Indeed, eight seems to be singularly unfortunate in its near misses: we all have eight fingers, but we add the thumbs and call them ten; we talk of working '25 hours a day, eight days a week' as a thing absurd; if it were rotated 90 degrees it would be infinity, but it isn't; and when we buy a packet of eight biscuits, they run out two days before we've used them for a fortnight's worth of packed lunches.

But of course eight has its moments of glory. In the first burst of the electronic age, it was the number that used all the little lines on the digital clock; in a similar vein, its similarity to the letter 'B' when upside down on a calculator enabled all children of the eighties to type rude words in maths. Likewise it is indispensible in text messaging, for those who wish to say 'see you l8r'.

In maths, eight is the first interesting cubed number (after 1), being equal to 2 cubed; this gives it all sorts of useful purposes in geometry. It also turns up in the Fibonacci sequence.

After this I had to turn to Wikipedia, which informs me that, amongst other things, eight is the number of Beatitudes (who knew?) and that Buddhists speak of the Noble Eightfold Path. And lest we forget, eight is important in music, due to it being the number of notes in an octave; in imperial measurements there are 8 furlongs in a mile, 8 fluid ounces in a cup, 8 pints in a gallon, and 8 tablespoons in a gill, which is quite something.

It was pleasing, however, to find that eight is a lucky number to the Chinese, because it sounds like their word for 'wealth'. Which is nice.

2 comments:

jayber crow said...

Vancouver has a HUGE Chinese community so there's lots of discussion on the news etc here about how lucky today's date is. Registry offices are overloaded with people getting married today. People have delayed opeing new businesses so they can launch them today.

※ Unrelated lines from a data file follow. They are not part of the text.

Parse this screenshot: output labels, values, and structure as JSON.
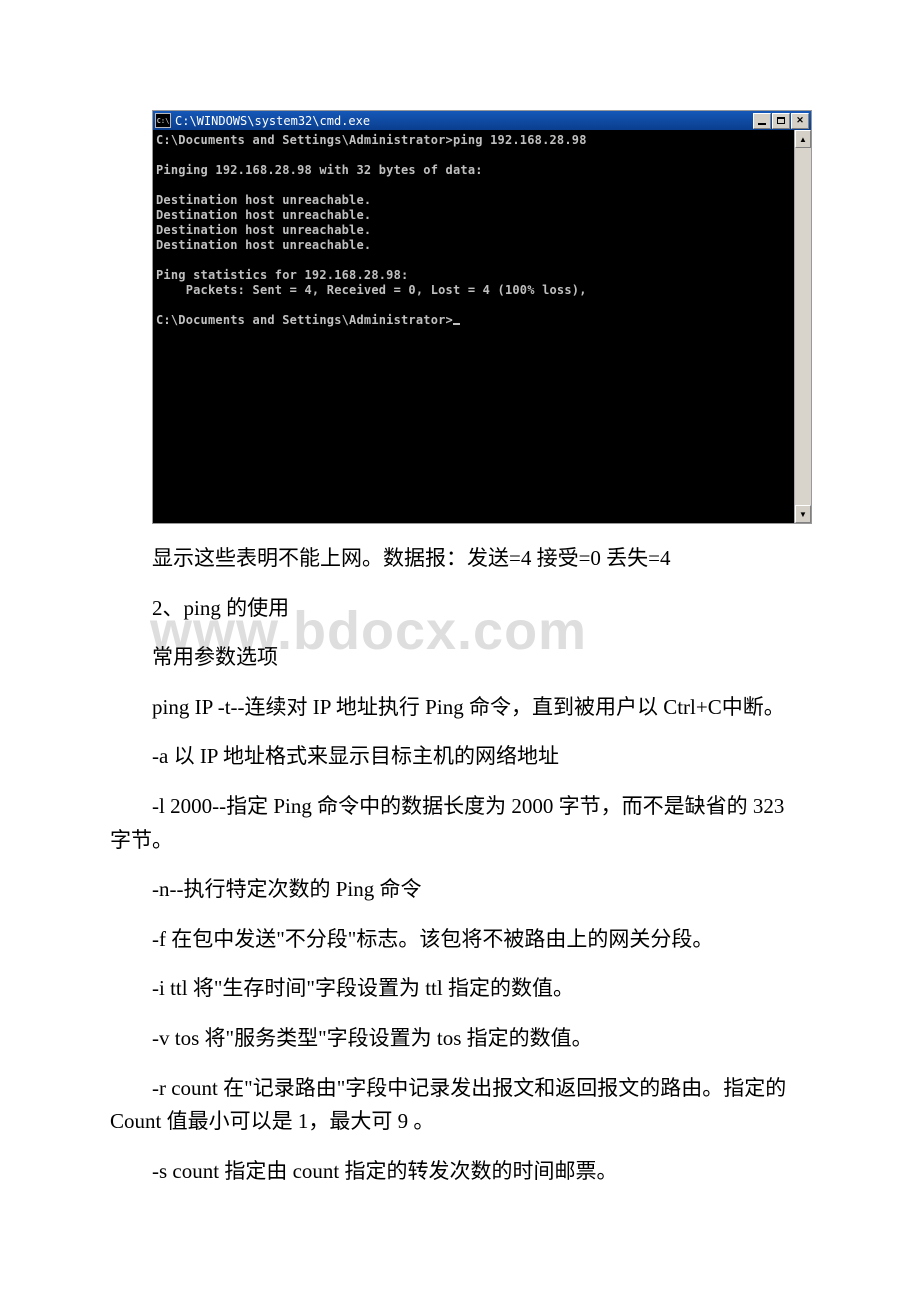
{
  "cmdWindow": {
    "titleIcon": "C:\\",
    "titlePath": "C:\\WINDOWS\\system32\\cmd.exe",
    "lines": [
      "C:\\Documents and Settings\\Administrator>ping 192.168.28.98",
      "",
      "Pinging 192.168.28.98 with 32 bytes of data:",
      "",
      "Destination host unreachable.",
      "Destination host unreachable.",
      "Destination host unreachable.",
      "Destination host unreachable.",
      "",
      "Ping statistics for 192.168.28.98:",
      "    Packets: Sent = 4, Received = 0, Lost = 4 (100% loss),",
      "",
      "C:\\Documents and Settings\\Administrator>"
    ]
  },
  "watermark": "www.bdocx.com",
  "doc": {
    "p1": "显示这些表明不能上网。数据报：发送=4 接受=0 丢失=4",
    "p2": "2、ping 的使用",
    "p3": "常用参数选项",
    "p4": "ping IP -t--连续对 IP 地址执行 Ping 命令，直到被用户以 Ctrl+C中断。",
    "p5": "-a 以 IP 地址格式来显示目标主机的网络地址",
    "p6": " -l 2000--指定 Ping 命令中的数据长度为 2000 字节，而不是缺省的 323 字节。",
    "p7": "-n--执行特定次数的 Ping 命令",
    "p8": "-f 在包中发送\"不分段\"标志。该包将不被路由上的网关分段。",
    "p9": "-i ttl 将\"生存时间\"字段设置为 ttl 指定的数值。",
    "p10": "-v tos 将\"服务类型\"字段设置为 tos 指定的数值。",
    "p11": "-r count 在\"记录路由\"字段中记录发出报文和返回报文的路由。指定的 Count 值最小可以是 1，最大可 9 。",
    "p12": "-s count 指定由 count 指定的转发次数的时间邮票。"
  }
}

Mad stuff.

My inner theology nerd feels the need to add that the traditional seven deadly sins were originally eight in the writings of Evagrius, before two of them were combined by Gregory the Great.

Eight is also the number which north Americans can't understand when it's spoken in a Northern Irish accent.

Anonymous said...

Eight is the number that NO ONE outside of NI can understand in an NI accent.